An allergy is a reaction produced by the body's immune system when it encounters a normally harmless substance. Sensitivity is an exaggeration of a normal side effect produced by contact with the substance. For example, the caffeine in a cup of coffee may cause extreme symptoms such as palpitations and trembling when it would normally only have that effect if taken in very large quantities. Intolerance is where a substance, such as lactose or gluten, causes unpleasant symptoms such as diarrhoea for a variety of reasons but does not involve the immune system. People with an intolerance to certain foods can typically eat a small amount without having any problems. In contrast, people with a food allergy will have a bad reaction even if they come into contact with a tiny amount which they're allergic to. Where someone has an intolerance or sensitivity, treatment is often to remove the source and let nature take its course, but where there's an anaphylactic reaction to an allergen, auto-injectors are often used to inject a preset dose of adrenaline into the muscle of the body, which reduces the effects until emergency help arrives.

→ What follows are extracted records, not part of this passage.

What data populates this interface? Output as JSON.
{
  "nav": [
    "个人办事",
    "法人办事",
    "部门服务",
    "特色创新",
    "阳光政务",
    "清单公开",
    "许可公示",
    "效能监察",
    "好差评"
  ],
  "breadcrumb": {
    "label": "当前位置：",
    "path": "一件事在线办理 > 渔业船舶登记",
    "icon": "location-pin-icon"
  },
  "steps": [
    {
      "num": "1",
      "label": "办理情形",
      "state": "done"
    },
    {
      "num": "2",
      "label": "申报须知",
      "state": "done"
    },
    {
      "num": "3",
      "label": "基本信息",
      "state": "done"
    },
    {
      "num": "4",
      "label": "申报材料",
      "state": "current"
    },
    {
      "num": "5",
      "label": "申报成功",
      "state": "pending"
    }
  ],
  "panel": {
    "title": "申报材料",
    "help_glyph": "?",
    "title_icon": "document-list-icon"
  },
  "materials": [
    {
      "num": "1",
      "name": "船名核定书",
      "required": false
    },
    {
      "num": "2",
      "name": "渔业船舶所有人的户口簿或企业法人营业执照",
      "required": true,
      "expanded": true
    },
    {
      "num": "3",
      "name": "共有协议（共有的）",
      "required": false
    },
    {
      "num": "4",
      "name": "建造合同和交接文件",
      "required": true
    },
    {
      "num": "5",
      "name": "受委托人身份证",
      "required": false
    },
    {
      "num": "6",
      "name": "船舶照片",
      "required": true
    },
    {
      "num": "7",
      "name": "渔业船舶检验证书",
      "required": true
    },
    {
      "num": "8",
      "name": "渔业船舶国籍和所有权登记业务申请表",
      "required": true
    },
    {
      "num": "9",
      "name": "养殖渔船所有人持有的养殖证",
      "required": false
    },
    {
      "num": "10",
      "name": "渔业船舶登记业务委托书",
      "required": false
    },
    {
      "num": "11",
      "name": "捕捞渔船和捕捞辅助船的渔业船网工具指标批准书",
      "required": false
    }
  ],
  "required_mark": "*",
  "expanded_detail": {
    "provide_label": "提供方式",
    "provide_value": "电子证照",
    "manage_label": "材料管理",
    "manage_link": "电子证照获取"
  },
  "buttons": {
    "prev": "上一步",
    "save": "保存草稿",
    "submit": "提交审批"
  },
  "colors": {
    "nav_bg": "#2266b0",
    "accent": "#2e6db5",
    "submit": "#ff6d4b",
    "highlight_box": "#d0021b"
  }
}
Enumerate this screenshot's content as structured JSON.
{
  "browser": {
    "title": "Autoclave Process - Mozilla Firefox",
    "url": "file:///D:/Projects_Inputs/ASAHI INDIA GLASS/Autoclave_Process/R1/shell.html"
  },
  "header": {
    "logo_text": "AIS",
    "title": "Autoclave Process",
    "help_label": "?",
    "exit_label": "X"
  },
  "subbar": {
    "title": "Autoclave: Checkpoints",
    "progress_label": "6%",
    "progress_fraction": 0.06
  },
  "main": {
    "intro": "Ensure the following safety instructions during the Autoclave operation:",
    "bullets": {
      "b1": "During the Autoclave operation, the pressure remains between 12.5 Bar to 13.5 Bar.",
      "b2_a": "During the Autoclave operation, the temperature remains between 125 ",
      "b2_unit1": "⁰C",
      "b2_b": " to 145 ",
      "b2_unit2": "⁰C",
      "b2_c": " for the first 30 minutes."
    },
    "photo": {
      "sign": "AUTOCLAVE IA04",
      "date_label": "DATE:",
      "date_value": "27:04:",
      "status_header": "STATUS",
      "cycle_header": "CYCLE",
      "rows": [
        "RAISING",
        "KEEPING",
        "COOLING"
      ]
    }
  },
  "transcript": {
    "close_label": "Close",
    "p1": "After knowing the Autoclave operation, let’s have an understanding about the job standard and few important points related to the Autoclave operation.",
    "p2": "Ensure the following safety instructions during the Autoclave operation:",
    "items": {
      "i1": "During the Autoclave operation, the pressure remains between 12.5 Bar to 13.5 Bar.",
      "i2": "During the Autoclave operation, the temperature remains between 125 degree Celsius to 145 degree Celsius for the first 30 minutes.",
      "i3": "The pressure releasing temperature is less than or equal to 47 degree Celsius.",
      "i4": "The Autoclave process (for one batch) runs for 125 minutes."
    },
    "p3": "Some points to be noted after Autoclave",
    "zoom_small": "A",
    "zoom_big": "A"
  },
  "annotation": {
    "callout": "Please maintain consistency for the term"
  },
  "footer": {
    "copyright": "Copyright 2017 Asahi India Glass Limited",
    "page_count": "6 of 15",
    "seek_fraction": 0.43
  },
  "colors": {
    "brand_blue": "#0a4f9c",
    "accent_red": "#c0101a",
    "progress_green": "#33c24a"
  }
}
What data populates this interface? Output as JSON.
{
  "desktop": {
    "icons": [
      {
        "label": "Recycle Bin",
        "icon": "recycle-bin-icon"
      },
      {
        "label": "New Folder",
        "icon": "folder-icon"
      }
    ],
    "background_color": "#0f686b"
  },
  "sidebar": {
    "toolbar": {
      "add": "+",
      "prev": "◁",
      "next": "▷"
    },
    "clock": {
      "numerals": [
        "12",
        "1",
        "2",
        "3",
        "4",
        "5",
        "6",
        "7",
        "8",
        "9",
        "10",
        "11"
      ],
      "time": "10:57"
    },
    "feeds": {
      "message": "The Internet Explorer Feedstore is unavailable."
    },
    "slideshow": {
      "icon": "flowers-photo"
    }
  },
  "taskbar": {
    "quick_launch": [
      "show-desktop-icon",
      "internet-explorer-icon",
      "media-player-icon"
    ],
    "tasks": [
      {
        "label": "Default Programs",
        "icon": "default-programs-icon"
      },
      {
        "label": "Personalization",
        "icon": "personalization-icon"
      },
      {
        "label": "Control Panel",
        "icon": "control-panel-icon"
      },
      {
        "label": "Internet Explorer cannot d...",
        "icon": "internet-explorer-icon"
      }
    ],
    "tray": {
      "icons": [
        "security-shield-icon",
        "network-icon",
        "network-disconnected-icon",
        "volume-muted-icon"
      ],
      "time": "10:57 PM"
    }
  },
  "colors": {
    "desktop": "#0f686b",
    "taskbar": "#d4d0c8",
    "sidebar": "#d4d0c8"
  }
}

Signs and symptoms of an anaphylactic reaction include itchy skin or a raised red rash, swollen eyes, lips, hands and feet, feeling light-headed or faint, narrowing of the airways, which can cause wheezing and breathing difficulties, abdominal pain, nausea and vomiting, and also collapse and unconsciousness. Anaphylaxis should always be treated as a medical emergency. If you suspect that you or someone else is experiencing symptoms of anaphylaxis, you should immediately dial 999 for an ambulance. There are different types of auto-injector. Now, these auto-injectors are prescribed by a doctor. They're not something you can just buy at a chemist. So each individual person would have their own prescription. It may well be that this person has more than one auto-injector, because if the first auto-injector hasn't worked after 10 or 15 minutes, it may be that that person has a second one and therefore they'd have two units because they're all single-dose syringes.